- Based on: Elizabeth the Queen
- Written by: Maxwell Anderson
- Story by: John Edward Friend
- Directed by: George Schaefer
- Starring: Judith Anderson; Charlton Heston;
- Country of origin: United States
- Original language: English

Production
- Running time: 90
- Production company: Crown Media Productions

Original release
- Network: NBC
- Release: January 24, 1968

Related
- Hallmark Hall of Fame

= Elizabeth the Queen (film) =

1968 television film by George Schaefer

Elizabeth the Queen is a 1968 television movie presented on Hallmark Hall of Fame. It is an adaptation of the 1930 play Elizabeth the Queen by Maxwell Anderson. The film was directed by George Schaefer.

==Production==
In 1964 George Schaefer said he had decided not to do a production of this or another Maxwell Anderson play, Mary Queen of Scot, because they depended on pageantry, which was hard to do on television.

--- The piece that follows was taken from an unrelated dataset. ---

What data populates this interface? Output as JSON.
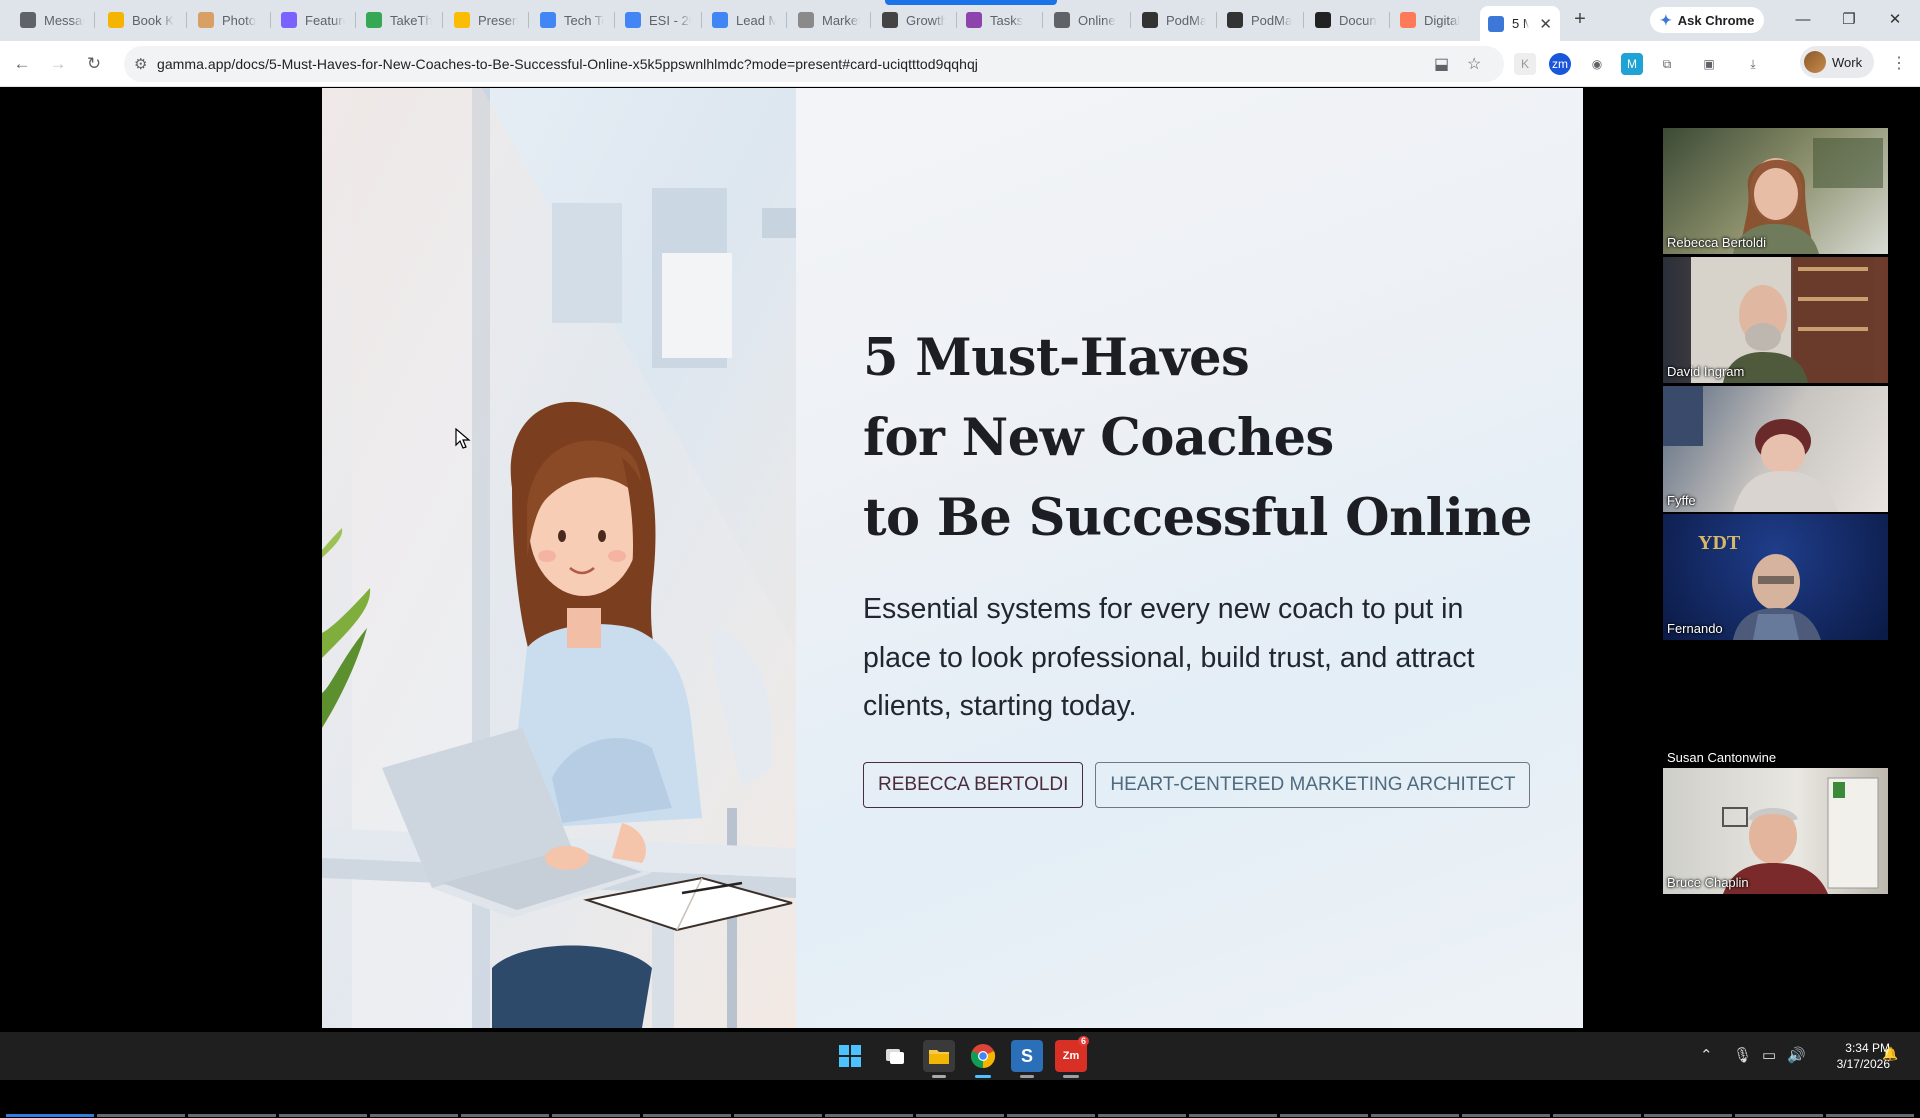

Schaefer changed his mind and Judith Anderson signed to star in a production in May 1967. It was her third production for the Hallmark Hall of Fame following Macbeth and The Cradle Song. She had performed in the play the year before in New York and received poor reviews but insisted the production was faulty rather than the play itself. Charlton Heston agreed to co star.